La legge prevede oggi che il lavoratore dipendente possa rimanere al lavoro oltre l’età pensionabile e incentiva la prosecuzione del rapporto di lavoro fino a 70 anni con coefficienti di trasformazione più favorevoli ed il conseguente aumento della pensione spettante.
Perché questa norma si applichi serve un accordo fra le parti, che non deve necessariamente essere messo per iscritto o risolversi in un nuovo contratto di lavoro. Dunque, la semplice prosecuzione del rapporto di lavoro rappresenta un comportamento concludente. Viceversa, un atto aziendale che attesti la volontà di una sola delle parti in causa necessita di un secondo passaggio formale di natura negoziale.
Queste precisazioni sono contenute in due diverse sentenze di Cassazione intervenute a fine agosto in merito alla prosecuzione del rapporto di lavoro dopo i 67 anni.
Lavoro dopo l’età pensionabile: cosa dice la legge
L’articolo 24, comma 4, del dl 201/2011 stabilisce che il proseguimento dell’attività oltre l’età pensionabile sia incentivato «dall’operare dei coefficienti di trasformazione calcolati fino all’età di settant’anni». Questa disposizione rende più appetibile la permanenza al lavoro ma non determina un diritto immediatamente esercitabile a restare in servizio.
Il datore di lavoro può legittimamente licenziare un dipendente per raggiungimento dell’età pensionabile, che al momento è pari a 67 anni.
In realtà, la legge prevede che i coefficienti di trasformazione si calcolino fino a 70 anni, incentivando quindi la permanenza nel mondo del lavoro. I 70 anni non rappresentano però un limite invalicabile: il rapporto di lavoro può proseguire anche dopo i 70 anni. In questo caso, però, i coefficienti di trasformazione restano bloccati.
Lavoro oltre i 70 anni: come funziona l’accordo fra le parti
Nel momento in cui interviene un accordo fra le parti, il rapporto di lavoro prosegue anche oltre l’età pensionabile e, per effettuare un licenziamento, devono intervenire cause diverse dall’età pensionabile.

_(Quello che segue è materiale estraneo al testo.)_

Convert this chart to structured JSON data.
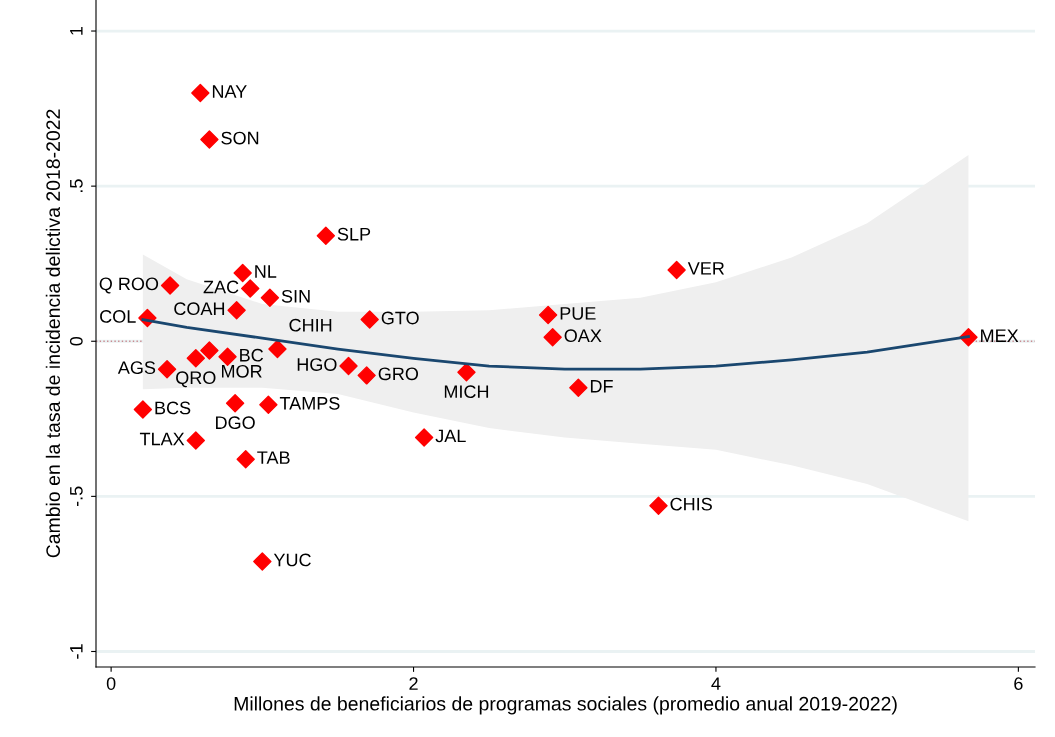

La sentenza di Cassazione n. 23603 del 20 agosto 2025 chiarisce che la prosecuzione del rapporto rappresenta un comportamento concludente attestante l’accordo fra le parti. La vicenda riguarda un dirigente che aveva continuato a lavorare dopo i 70 anni, ed era poi stato licenziato per superamento dell’età pensionabile. La Cassazione ha ritenuto illegittimo questo licenziamento, perché la prosecuzione del rapporto rappresentava un inequivocabile accordo fra le parti.
Un’altra sentenza di Cassazione, la n. 23616 dello stesso 20 agosto 2025, stabilisce però che questo accordo, anche se tacito, debba essere riconducibile con certezza alla volontà di entrambe le parti. Una delibera del consiglio di amministrazione relativa alle condizioni di prosecuzione del rapporto in questo senso non è sufficiente, perché non ha natura negoziale ma esprime solo la volontà del datore di lavoro (nel caso in esame, una banca nei confronti di un dirigente). Per farlo diventare un accordo è necessario un ulteriore passaggio formale per attestare la volontà di entrambe le parti, datore e dipendente.